Not even a comic book movie has any right to be as dumb as Guardians is. Had I watched the movie from Zoe Saldana’s lap I’d still complain about it. Yet, that doesn’t matter! The Marvel Fanatics have already, at 5pm Friday, made this some record breaking opening weekend. They don’t read reviews. The people who call this a Star Wars knock-off aren’t going to see it and aren’t reading reviews. For posterity?
Guardians is meant to expand the Marvel Universe. It seems all Marvel movies do anymore is expand. Setup a new “Phase” or character. Credit to those running the studio for seeing, correctly, it doesn’t matter what the plot is. Avengers featured ramping aliens coming through a portal and a nuke nearly going off over New York City. It was monstrously cliché. It was called the greatest superhero movie ever made.
The Guardians juggle a gem of cosmic power, at first for money then because it’s real strong. No, there isn’t anything more to explain than that. No, it’s not symbolic in any way. It’s purple. A big purple guy wants the purple gem so he sends this other, smaller but still pretty large, blue guy to retrieve it. The over anxious Marvel nerd, “talking” in a voice to fill the theater, can tell you why the blue guy is called Ronan the Accuser. Or what the hell a Kree is. But I will save you time and tell you it doesn’t matter.

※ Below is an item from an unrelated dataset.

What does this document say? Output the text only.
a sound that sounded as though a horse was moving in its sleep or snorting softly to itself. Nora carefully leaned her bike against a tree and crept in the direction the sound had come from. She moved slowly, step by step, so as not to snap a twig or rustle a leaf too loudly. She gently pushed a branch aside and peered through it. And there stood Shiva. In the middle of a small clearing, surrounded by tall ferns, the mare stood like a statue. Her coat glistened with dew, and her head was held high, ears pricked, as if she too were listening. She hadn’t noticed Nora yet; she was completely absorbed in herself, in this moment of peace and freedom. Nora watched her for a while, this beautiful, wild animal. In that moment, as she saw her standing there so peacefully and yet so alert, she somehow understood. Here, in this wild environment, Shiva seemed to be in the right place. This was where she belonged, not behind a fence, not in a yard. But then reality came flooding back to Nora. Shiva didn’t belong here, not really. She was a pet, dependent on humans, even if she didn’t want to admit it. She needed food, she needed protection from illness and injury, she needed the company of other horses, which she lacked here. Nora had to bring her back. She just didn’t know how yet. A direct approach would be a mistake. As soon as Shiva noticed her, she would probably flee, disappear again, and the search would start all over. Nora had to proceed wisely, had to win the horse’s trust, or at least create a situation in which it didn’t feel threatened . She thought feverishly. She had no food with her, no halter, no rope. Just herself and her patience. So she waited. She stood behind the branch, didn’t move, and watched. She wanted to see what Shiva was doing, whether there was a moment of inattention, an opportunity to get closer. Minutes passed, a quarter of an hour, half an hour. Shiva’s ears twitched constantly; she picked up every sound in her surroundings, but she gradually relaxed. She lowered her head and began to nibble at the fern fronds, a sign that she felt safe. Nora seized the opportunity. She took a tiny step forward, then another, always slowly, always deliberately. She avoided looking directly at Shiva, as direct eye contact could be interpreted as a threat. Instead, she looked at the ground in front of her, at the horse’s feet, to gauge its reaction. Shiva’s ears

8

Another keen insight on display here is that Villains Don’t Need To Have Any Character. Or development. They just need a big, monolithic, spaceship. Made of black stone. Thanos sits on a throne in a field of rocks! Subtle. Our Ronan kills someone within seconds of being introduced. That particular “subplot” is done and over right there. I understand these films are aimed to include children, but as a youngin’, I was quick to understand the dark figure in the dark room wearing dark makeup attended to by darkly robed minions, spouting some nonsense about “wrongs done” to no one, was meant to be the foil. The hammer is an apt choice for him.
The most starling moments of the film were when it ceased to represent any sort of fictional world. I didn’t see aliens, just people in full body paint. Dressed in some stupid costume. And everyone making a complete ass of themselves. Truthfully, I looked away during these moments of intense shame to spare the actor. It was embarrassing for me to be in the theater. To see a movie fall apart like that… Not even the worst of the worst summer blockbuster films have imploded like that. To be dumb not in the service of anything greater. But just to be dumb.
The action sequences were plain, sometimes seeming to be unrehearsed. It was odd, too, to see how little the environment was integrated into the pieces. Everything felt like it was shot in a green room. Just a big, empty, green room. There’s no weight to anything. No imagination given to any sequence. I wouldn’t be surprised if any particular shot was reskinned with X-Wings or whatever the hell else Disney wanted. I could see anyone doing everything the Guardians do.
I’m sure Guardians will be praised and remembered for its humor. This must have been the Funny Committee’s first foray into comedy. The approach is to bookend everything. Throw out a million quips or, if possible, have someone dance. A dumb slapstick moment (see any recent animated feature for examples) followed by a dry observational remark. Maybe two! I found having a ridiculous scene summarized immediately after it occurred with, max, five words, aggravating. The audience I saw it with ate everything up. Barely a flat joke. Chris Pratt did get me a few times despite the low ambition of each bit. If you find teenage boys hilarious, this movie will kill it for you.
I’m trying to understand the popular adjectives slapped on this travesty. “Weird”, “charming”, “unique”. If this is the first science-fiction movie you’ve ever seen, sure! Talking trees are going to blow your mind! Everything felt like a pulpy knock-off to me. It wanted to be B movie but conscious of the fact. It felt like a bastardization of a really great comic book. A 93% on Rotten Tomatoes? As a dumb summer action movie I’d rate Guardians Disappointing. As space-opera I’d call it Abysmal. This is pure Paint by Numbers, Studio drivel. Congratulations on your bajillion dollars.